James Ricketson: the verdict will be delivered in a matter of hours

James Ricketson talks from inside a prisoner truck upon his arrival at Phnom Penh Municipal Court in Phnom Penh, Cambodia.

The trial of the alleged Australian spy James Ricketson ended on Wednesday with an additional charge of treason requested by prosecutors and Judge Seng Leang, who reserves the verdict of the Cambodian court until Friday.

He faces up to 10 years in prison if convicted of espionage and endangers the national defense.

In the final arguments, prosecutor Seang Sok said that Ricketson had entered Cambodia to incite hatred, with the aim of overthrowing Hun Sen and his government and providing information to foreign states that was detrimental to the country.

He also said Ricketson, 69, had used his filming as a cover story since 1995 for his espionage activities, citing a dozen emails used to justify the allegations.

Ricketson speaks from inside a prisoner truck upon his arrival at the Phnom Penh Municipal Court in Phnom Penh, Cambodia.

AP

"He has to take responsibility before the law with respect to his own illegal activities," he said.

He did not mention any country that Ricketson supposedly spied on, but he sought the additional charge of treason, which Judge Seng Leang said he would consider.

However, Ricketson said that the prosecutor had not presented any witnesses as required by the Cambodian law and that his arrest without a warrant was illegal.

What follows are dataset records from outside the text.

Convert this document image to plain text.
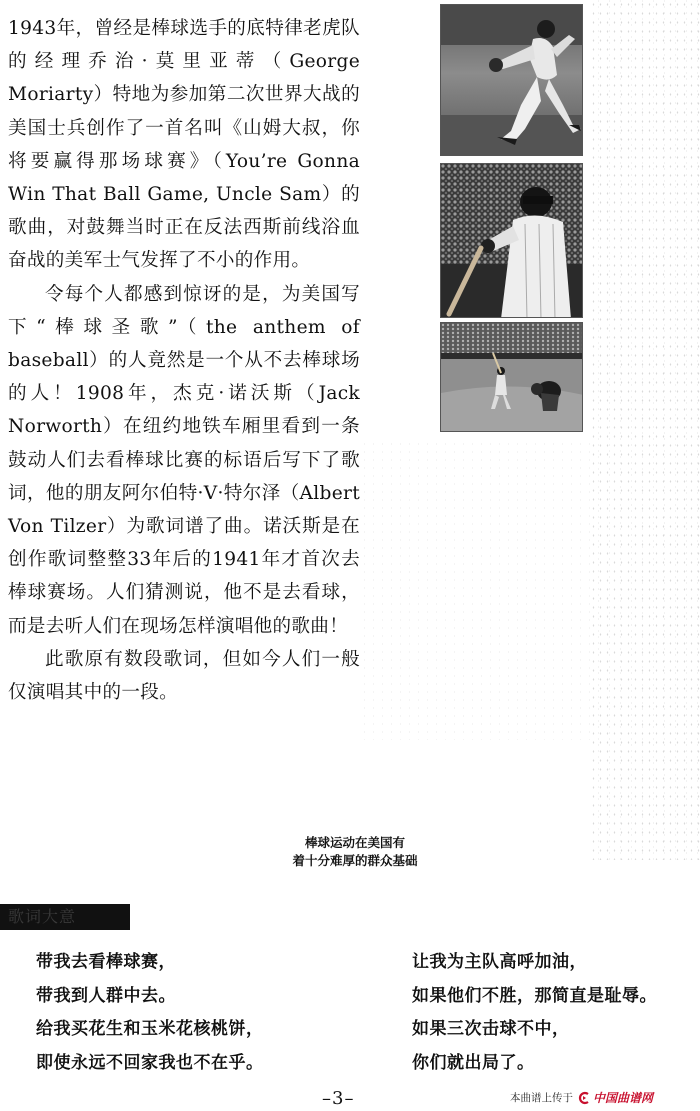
1943年，曾经是棒球选手的底特律老虎队的经理乔治·莫里亚蒂（George Moriarty）特地为参加第二次世界大战的美国士兵创作了一首名叫《山姆大叔，你将要赢得那场球赛》（You’re Gonna Win That Ball Game, Uncle Sam）的歌曲，对鼓舞当时正在反法西斯前线浴血奋战的美军士气发挥了不小的作用。

令每个人都感到惊讶的是，为美国写下“棒球圣歌”（the anthem of baseball）的人竟然是一个从不去棒球场的人！1908年，杰克·诺沃斯（Jack Norworth）在纽约地铁车厢里看到一条鼓动人们去看棒球比赛的标语后写下了歌词，他的朋友阿尔伯特·V·特尔泽（Albert Von Tilzer）为歌词谱了曲。诺沃斯是在创作歌词整整33年后的1941年才首次去棒球赛场。人们猜测说，他不是去看球，而是去听人们在现场怎样演唱他的歌曲！

此歌原有数段歌词，但如今人们一般仅演唱其中的一段。

棒球运动在美国有
着十分难厚的群众基础
歌词大意
带我去看棒球赛，
带我到人群中去。
给我买花生和玉米花核桃饼，
即使永远不回家我也不在乎。
让我为主队高呼加油，
如果他们不胜，那简直是耻辱。
如果三次击球不中，
你们就出局了。
–3–	本曲谱上传于 中国曲谱网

He added that the notion that he was a spy and communicated Cambodian security issues to then-Australian Prime Minister Malcolm Turnbull through a Gmail account was "extravagant and ridiculous."

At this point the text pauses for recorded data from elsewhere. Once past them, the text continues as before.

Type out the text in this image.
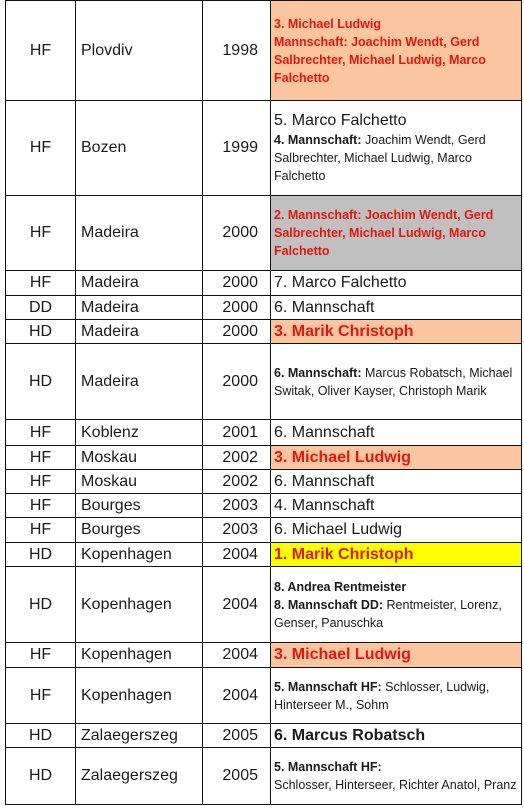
HF	Plovdiv	1998	3. Michael Ludwig
Mannschaft: Joachim Wendt, Gerd Salbrechter, Michael Ludwig, Marco Falchetto

HF	Bozen	1999	5. Marco Falchetto
4. Mannschaft: Joachim Wendt, Gerd Salbrechter, Michael Ludwig, Marco Falchetto

HF	Madeira	2000	2. Mannschaft: Joachim Wendt, Gerd Salbrechter, Michael Ludwig, Marco Falchetto

HF	Madeira	2000	7. Marco Falchetto
DD	Madeira	2000	6. Mannschaft
HD	Madeira	2000	3. Marik Christoph
HD	Madeira	2000	6. Mannschaft: Marcus Robatsch, Michael Switak, Oliver Kayser, Christoph Marik

HF	Koblenz	2001	6. Mannschaft
HF	Moskau	2002	3. Michael Ludwig
HF	Moskau	2002	6. Mannschaft
HF	Bourges	2003	4. Mannschaft
HF	Bourges	2003	6. Michael Ludwig
HD	Kopenhagen	2004	1. Marik Christoph
HD	Kopenhagen	2004	8. Andrea Rentmeister
8. Mannschaft DD: Rentmeister, Lorenz, Genser, Panuschka

HF	Kopenhagen	2004	3. Michael Ludwig
HF	Kopenhagen	2004	5. Mannschaft HF: Schlosser, Ludwig, Hinterseer M., Sohm

HD	Zalaegerszeg	2005	6. Marcus Robatsch
HD	Zalaegerszeg	2005	5. Mannschaft HF:
Schlosser, Hinterseer, Richter Anatol, Pranz
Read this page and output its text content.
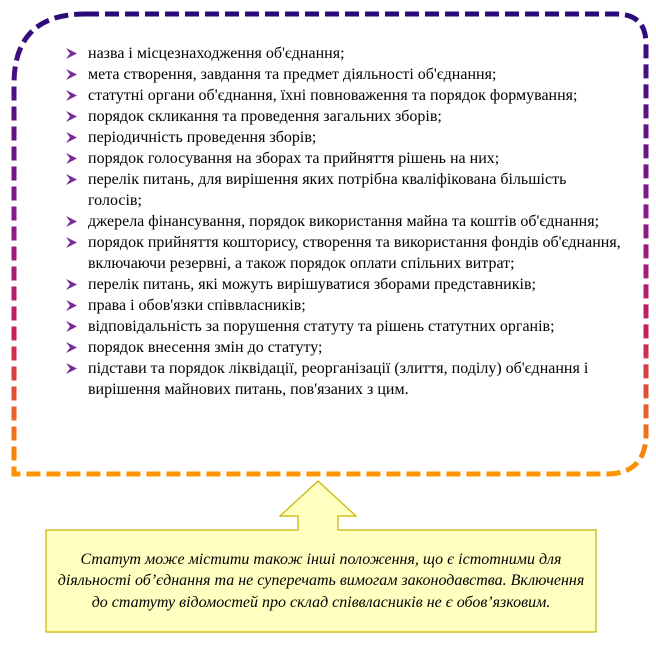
назва і місцезнаходження об'єднання;
мета створення, завдання та предмет діяльності об'єднання;
статутні органи об'єднання, їхні повноваження та порядок формування;
порядок скликання та проведення загальних зборів;
періодичність проведення зборів;
порядок голосування на зборах та прийняття рішень на них;
перелік питань, для вирішення яких потрібна кваліфікована більшість голосів;
джерела фінансування, порядок використання майна та коштів об'єднання;
порядок прийняття кошторису, створення та використання фондів об'єднання, включаючи резервні, а також порядок оплати спільних витрат;
перелік питань, які можуть вирішуватися зборами представників;
права і обов'язки співвласників;
відповідальність за порушення статуту та рішень статутних органів;
порядок внесення змін до статуту;
підстави та порядок ліквідації, реорганізації (злиття, поділу) об'єднання і вирішення майнових питань, пов'язаних з цим.
Статут може містити також інші положення, що є істотними для діяльності об’єднання та не суперечать вимогам законодавства. Включення до статуту відомостей про склад співвласників не є обов’язковим.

His defense argued that the evidence did not support the charge and that it was a mistake to imprison a man who had brought "culture and humanity" to the poor of Cambodia.

"James has done a lot of good here, nothing to do with espionage," said lawyer Kong Sam Oun in reference to his charity work. "It's impossible to be a spy for 22 years."

The Australian filmmaker is taken to court on the last day of his trial.

The Australian filmmaker is taken to court on the last day of his trial.

AP

He said Ricketson's work as a journalist and filmmaker was legitimate, and that he has a right to his personal political beliefs, which "did not make him a spy."

The trial ended after his third week and follows 14 months of detention, an ordeal that began after Ricketson blew up a drone at a political rally organized by the opposition Cambodian National Rescue Party (CNRP).

The court has heard how Ricketson favored the CNRP over the ruling CPP in the elections before and after 2013, and that he had offered his services to the now ex-exiled leader Sam Rainsy.

The CNRP was dissolved by the courts after he was accused of trying to organize a "color revolution" to overthrow the Hun Sen government led by CPP.